Il sindacato medici italiani (Smi): «La proposta di un accordo integrativo regionale del Lazio per la medicina generale danneggia il lavoro dei medici!»
«Assistiamo ancora una volta ad una grande boutade elettorale a cui purtroppo alcuni prestano il fianco a danno del lavoro dei medici» si legge in una nota della Segreteria Regionale SMI Lazio «sulla proposta per un accordo integrativo regionale per la Medicina Generale presentato dalla FIMMG alla presenza dell’Assessore D’Amato».
«Qualcuno dovrebbe spiegare – prosegue la nota – come fanno a parlare di accordo integrativo regionale quando la Regione Lazio, sorda alle nostre richieste e con chiaro atteggiamento antisindacale, non convoca da mesi i sindacati di categoria per l’atto programmatorio da presentare in Agenas e propedeutico a qualsiasi tipo di accordo. Per non parlare delle ripetute inadempienze in merito ai pagamenti su prestazioni rese dai medici di medicina generale come i pagamenti delle vaccinazioni antinfluenzali, le ripetute irregolarità amministrative con recuperi stipendiali che danneggiano i medici del Lazio, dell’impossibilità a reperire sostituti per l’assistenza primaria e per la continuità assistenziale, o della necessità di norme di sicurezza più stringenti per le postazioni di continuità assistenziale».
«Siamo stati costretti a portare la Regione Lazio in tribunale per il mancato pagamento delle Unità di Cure Primarie (UCP) – continua – e ora si ventila di far partire le Case di Comunità senza le adeguate copertura finanziarie e sulla pelle dei medici, già oberati di incombenze burocratiche improprie. Quegli stessi medici che l’assessore alla salute del Lazio ha etichettato, lo ricordiamo, come “disertori”».
«Per queste ragioni, respingiamo in toto la proposta circolata in questi giorni, ritenendola inconsistente. Diciamo basta a queste proposte fumose per i cittadini, provati da diritti negati e dalle lungaggini delle liste d’attesa, con le prestazioni urgenti che devono pagare di tasca propria e dal fallimento dalla presa in carico e della domiciliarità».
«La sanità che vogliamo nel Lazio e in tutto il Paese, deve investire sui professionisti medici con progetti di qualità. I medici di famiglia non sono né soltanto vaccinatori, né amministrativi, né tantomeno utilizzabili per compiti infermieristici quali prelievi e consegna provette, Vogliamo tornare a fare diagnosi cura e prevenzione e svincolarci da oneri burocratici impropri».
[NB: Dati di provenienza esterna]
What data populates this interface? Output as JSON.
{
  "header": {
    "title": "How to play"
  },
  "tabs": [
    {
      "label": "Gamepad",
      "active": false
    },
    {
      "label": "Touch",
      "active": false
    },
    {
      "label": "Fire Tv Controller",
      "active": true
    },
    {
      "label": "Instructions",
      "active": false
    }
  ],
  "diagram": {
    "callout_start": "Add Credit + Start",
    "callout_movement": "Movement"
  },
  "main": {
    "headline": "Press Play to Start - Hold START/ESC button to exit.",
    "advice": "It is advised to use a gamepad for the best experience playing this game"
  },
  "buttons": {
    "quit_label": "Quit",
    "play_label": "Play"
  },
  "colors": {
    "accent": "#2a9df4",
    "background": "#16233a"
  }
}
«Le Aggregazioni Funzionali Territoriali (AFT) devono essere il luogo dove la medicina generale risolve le criticità della presa in cura, della domiciliarità dei pazienti fragili, dei pdta che ancora non decollano, della presa in carico dei cronici».
«Sono necessari, invece – si legge ancora – ampliamenti di orari per i medici a quota oraria da mettere a disposizione delle esigenze del territorio (per i quali abbiamo già gli strumenti contrattuali idonei) quali vaccinazioni, prevenzione, continuità delle cure, domiciliarità e tutti servizi istituzionali che soffrono per il personale insufficiente; dobbiamo consentire completamenti di orari per i medici con minor numero di scelte, consentendo attività oraria e impegno anche delle competenze specialistiche».
«Dobbiamo e possiamo inserire a tempo indeterminato i tanti colleghi precari della medicina dei servizi che potranno entrare a pieno diritto nell’ organico regionale a parità di costo. Dovremmo sostenere la medicina di famiglia con la piena funzionalità delle AFT e una piena integrazione con le altre professionalità del territorio e con procedure omogenee (non mille modalità diverse da asl ad asl e da distretto a distretto) per la presa in carico della domiciliarità».
«Di questi contenuti – conclude lo Smi – non vi è traccia nella proposta circolata sui media e che riteniamo solo strumentale alla politica elettorale di questa regione. Non presteremo il fianco a tali operazioni e invitiamo l’assessore D’Amato a lavorare concretamente sui tavoli istituzionali corretti e su tematiche concrete».